By Brittney Bruner

Before registering for classes, many students have different approaches to choosing what they will take for the upcoming semester.

As some students know, Web sites such as pick-a-prof.com, ratemyprofessors.com and services available on myspace.com provide students with the opportunity to view the critiques that their fellow peers give certain professors.

“I found some success using the sites for this semester,” said freshman Nathan Armentrout, a computer engineering and computer science major. “I think the idea that drives these sites is good and has good intentions.”

Most of the Web sites allow students to rate a professor on a number of different scales including clarity, easiness, helpfulness and overall quality.

Hotness factor is even thrown in there at the user’s discretion and perhaps to poke a little fun at the ratings.

However, it’s undeterminable how accurate such ratings are. Obviously, several different aspects have to be considered: the credentials of the students providing the critiques, the seriousness taken by each student, and the educational growth each student expects to obtain from their college courses.

However, there is a varied fan-base among students and professors that present an array of negative, positive, and indifferent positions about the principle and purpose of these Web sites.

Senior Anthony Cash contended that students should rely on their own initiative to determine whether a class is worth taking rather than looking to others.

“I did look at these sites my first couple of years, but the reviews rarely match up to reality,” said Cash, a triple major in philosophy, political science and history. “It would be better for students to visit a professor’s personal Web site, or actually take the first week of class and then drop if it isn’t working out.”

Nonetheless, other students found the resources to be successful and the peer input they provide to be reliable.

Students do recognize the potential problems such sites can create.

“However, at the same time it has its draw backs,” said Armentrout. “For one drawback I think about the quality of the curriculum.
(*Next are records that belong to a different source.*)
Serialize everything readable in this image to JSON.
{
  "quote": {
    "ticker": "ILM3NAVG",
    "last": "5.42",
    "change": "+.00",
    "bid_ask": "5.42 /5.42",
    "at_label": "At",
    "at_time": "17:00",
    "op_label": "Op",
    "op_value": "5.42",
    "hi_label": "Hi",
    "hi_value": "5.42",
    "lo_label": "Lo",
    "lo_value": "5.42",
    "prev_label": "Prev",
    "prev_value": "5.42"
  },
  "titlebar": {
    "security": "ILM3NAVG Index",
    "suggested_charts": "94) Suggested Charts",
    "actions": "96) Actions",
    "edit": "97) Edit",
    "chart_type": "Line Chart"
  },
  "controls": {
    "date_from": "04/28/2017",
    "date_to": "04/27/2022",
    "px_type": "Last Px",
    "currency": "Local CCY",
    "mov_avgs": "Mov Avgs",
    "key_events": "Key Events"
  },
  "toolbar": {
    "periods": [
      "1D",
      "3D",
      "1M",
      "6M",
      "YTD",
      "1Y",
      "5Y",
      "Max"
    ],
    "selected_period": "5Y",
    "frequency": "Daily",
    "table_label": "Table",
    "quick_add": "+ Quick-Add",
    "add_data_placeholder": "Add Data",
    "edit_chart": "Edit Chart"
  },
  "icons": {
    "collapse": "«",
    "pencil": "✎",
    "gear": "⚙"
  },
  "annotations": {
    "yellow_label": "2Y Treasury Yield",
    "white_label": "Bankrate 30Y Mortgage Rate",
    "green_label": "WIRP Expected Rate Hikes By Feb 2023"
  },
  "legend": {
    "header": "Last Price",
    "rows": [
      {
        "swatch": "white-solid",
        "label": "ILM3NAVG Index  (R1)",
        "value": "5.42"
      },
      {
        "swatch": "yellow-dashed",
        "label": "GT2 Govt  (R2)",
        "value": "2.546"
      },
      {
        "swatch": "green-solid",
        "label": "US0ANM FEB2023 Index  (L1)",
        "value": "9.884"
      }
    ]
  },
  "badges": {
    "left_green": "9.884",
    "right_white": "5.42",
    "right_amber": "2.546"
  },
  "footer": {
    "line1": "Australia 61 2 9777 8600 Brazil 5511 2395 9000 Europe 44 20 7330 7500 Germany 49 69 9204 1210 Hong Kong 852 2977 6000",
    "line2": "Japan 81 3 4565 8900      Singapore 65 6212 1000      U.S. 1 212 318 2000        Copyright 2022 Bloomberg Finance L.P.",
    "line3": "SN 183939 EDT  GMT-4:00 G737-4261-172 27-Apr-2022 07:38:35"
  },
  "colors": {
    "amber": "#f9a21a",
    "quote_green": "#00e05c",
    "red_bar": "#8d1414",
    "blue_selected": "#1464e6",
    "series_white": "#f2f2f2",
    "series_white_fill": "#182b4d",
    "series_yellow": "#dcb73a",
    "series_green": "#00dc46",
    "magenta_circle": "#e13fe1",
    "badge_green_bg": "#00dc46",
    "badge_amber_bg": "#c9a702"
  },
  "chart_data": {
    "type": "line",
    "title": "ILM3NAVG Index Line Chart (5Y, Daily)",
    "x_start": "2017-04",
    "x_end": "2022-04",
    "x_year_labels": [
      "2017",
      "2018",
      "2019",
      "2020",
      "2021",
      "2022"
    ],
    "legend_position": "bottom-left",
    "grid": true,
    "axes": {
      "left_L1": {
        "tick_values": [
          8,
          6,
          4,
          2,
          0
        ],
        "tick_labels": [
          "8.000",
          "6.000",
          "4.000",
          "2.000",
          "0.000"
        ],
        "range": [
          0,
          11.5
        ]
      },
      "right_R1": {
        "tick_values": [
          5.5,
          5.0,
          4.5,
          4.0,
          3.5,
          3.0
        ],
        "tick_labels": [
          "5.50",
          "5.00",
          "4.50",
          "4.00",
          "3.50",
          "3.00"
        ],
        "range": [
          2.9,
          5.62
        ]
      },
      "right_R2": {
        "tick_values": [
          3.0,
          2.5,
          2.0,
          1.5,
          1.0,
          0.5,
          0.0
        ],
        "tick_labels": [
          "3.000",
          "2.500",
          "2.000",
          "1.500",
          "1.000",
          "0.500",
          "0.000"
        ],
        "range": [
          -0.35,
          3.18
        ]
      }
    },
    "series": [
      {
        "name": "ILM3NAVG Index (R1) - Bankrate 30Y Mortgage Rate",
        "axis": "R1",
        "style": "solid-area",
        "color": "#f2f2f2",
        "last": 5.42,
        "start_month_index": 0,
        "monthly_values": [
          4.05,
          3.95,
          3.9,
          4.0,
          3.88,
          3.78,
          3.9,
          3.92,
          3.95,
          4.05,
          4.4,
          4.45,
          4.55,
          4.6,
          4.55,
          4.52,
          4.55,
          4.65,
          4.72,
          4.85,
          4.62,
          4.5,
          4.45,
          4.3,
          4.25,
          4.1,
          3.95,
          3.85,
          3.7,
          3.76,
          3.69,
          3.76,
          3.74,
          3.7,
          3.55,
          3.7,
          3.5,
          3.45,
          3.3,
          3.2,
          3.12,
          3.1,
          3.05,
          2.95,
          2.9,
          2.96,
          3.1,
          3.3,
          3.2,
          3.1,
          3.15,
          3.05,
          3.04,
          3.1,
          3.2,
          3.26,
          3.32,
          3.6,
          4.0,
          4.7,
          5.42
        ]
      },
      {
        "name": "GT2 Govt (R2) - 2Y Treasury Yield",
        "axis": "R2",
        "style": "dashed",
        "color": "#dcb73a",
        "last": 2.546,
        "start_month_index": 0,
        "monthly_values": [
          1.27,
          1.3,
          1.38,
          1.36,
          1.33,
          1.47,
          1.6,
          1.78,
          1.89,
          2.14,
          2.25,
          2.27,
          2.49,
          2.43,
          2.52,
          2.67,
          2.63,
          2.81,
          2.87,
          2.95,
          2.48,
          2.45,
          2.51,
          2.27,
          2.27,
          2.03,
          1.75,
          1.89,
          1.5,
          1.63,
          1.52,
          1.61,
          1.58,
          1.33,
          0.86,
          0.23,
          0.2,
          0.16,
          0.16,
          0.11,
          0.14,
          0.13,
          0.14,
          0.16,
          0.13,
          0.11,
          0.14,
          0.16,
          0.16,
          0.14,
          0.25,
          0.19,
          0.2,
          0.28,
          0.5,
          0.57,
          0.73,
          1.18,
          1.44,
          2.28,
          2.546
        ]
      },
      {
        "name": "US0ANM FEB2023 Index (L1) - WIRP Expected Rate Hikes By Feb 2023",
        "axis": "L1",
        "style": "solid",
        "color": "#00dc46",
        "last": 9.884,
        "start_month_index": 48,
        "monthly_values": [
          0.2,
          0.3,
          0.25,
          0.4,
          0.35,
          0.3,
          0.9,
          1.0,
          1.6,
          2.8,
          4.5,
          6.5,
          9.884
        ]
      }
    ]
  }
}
Everyone wants to find the professor who asks the least out of the class and in this case may pressure other professors to lower their standards to a bare minimum.”

Professors seem to have mixed feelings regarding these Web sites.

“I do not check those sites,” said Arnold Karpoff, biology professor. “I always view these sort of voluntary commentaries the same way we used to score ice-skating in the Olympics: throw away the highest and the lowest commentaries and those in the middle are probably closer to the truth.”

Philosophy Professor Robert Urekew offers a unique perspective on the system of professor evaluation.

“Students are consumers, and they have all the rights of consumers. Before consumers purchase a product or service, they have the right to be informed about their purchase,” said Urekew. “In a free market, products and services that are worth the purchase price will identify themselves, and those that are not will not last long in the marketplace.”

Urekew said he believes that, though the sites are designed to aid students, they can also provide valuable input to professors on what does and does not work in the classroom.

“These Web sites are of lasting value to instructors. Every instructor should be a preacher of the value of lifelong learning,” said Urekew.

“Thus, instructors should welcome information that empowers them to learn more and more about how to improve their courses.”

Though he is used to doling out grades for his students, Urekew said he is certainly willing to have the proverbial shoe on the other foot.

“The best way to proclaim a value is to live it yourself.”